UnitedHealthcare Services and UnitedHealthcare Insurance Company (plaintiffs) recently filed suit against a Dallas-based lab. In this suit, the plaintiffs claim the lab was making illegal kickback payments to increase the use of their facility.
According to court documents, leaders within the lab attempted to disguise these payments by labeling them as distributions on investment interests, wages for management duties, payment for research work and compensation for administrative services. The plaintiffs claim none of these were true, that the funds were given only in exchange for the physicians using their lab. The plaintiffs also claim the lab would provide illegal commissions to addiction treatment centers and marketing organizations in exchange for using their services.
As if these claims were not enough to cause frustration and concern within the lab, the plaintiffs also claim the labs practices were so convoluted that the rose to the level of a violation of the Racketeer Influenced and Corrupt Organizations Act (RICO) — a legal claim well-known for use in prosecutions against the mafia.

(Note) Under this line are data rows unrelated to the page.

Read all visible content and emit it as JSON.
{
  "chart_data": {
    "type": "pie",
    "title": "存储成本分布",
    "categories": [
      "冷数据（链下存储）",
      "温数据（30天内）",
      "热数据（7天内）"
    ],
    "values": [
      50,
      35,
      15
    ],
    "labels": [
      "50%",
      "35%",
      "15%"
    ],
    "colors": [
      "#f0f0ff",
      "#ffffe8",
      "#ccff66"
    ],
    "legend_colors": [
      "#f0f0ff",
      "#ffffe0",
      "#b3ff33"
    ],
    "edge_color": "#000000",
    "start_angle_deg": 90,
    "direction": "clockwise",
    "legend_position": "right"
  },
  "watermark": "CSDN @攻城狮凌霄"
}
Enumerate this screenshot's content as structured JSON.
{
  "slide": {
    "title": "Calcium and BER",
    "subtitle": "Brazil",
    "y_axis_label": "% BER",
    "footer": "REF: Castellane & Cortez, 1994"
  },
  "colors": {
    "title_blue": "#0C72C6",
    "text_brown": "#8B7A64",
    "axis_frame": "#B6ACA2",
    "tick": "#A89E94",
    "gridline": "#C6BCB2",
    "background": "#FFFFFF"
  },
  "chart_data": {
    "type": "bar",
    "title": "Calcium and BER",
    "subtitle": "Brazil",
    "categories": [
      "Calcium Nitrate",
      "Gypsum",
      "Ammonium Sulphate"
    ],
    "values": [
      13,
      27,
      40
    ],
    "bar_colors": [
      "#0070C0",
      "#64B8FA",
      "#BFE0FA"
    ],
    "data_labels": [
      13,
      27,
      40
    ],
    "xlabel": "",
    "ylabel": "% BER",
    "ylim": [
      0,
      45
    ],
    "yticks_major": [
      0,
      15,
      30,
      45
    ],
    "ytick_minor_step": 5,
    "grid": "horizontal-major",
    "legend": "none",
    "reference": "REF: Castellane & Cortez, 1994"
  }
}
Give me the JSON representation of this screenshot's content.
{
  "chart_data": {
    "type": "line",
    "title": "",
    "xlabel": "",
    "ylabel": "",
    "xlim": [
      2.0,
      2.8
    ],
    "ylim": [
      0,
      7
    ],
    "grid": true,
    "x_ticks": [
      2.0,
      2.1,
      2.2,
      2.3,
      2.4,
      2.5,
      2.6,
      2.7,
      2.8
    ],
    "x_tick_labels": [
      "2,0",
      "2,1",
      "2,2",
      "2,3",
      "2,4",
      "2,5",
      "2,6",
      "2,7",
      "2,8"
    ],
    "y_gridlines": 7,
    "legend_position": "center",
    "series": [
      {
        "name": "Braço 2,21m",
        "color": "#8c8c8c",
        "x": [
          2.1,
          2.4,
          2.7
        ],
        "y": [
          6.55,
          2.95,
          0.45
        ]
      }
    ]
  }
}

Although the lab was able to successfully file for dismissal of some of the claims, the court granted the plaintiff’s claims for fraud and conspiracy to commit fraud. As such, the case will continue to move forward.
Leaders within the diagnostic lab community are wise to take note of this case. It provides an example of the various charges’ labs can face if they do not meticulously follow applicable laws and regulations. A single misstep can result in a cascade of allegations. Allegations that can disrupt services and have a negative impact on your organization’s reputation. Because of these consequences and the potential for heft fines and potential prison time, it is wise to proactively and regularly review polices and make changes to better ensure compliance.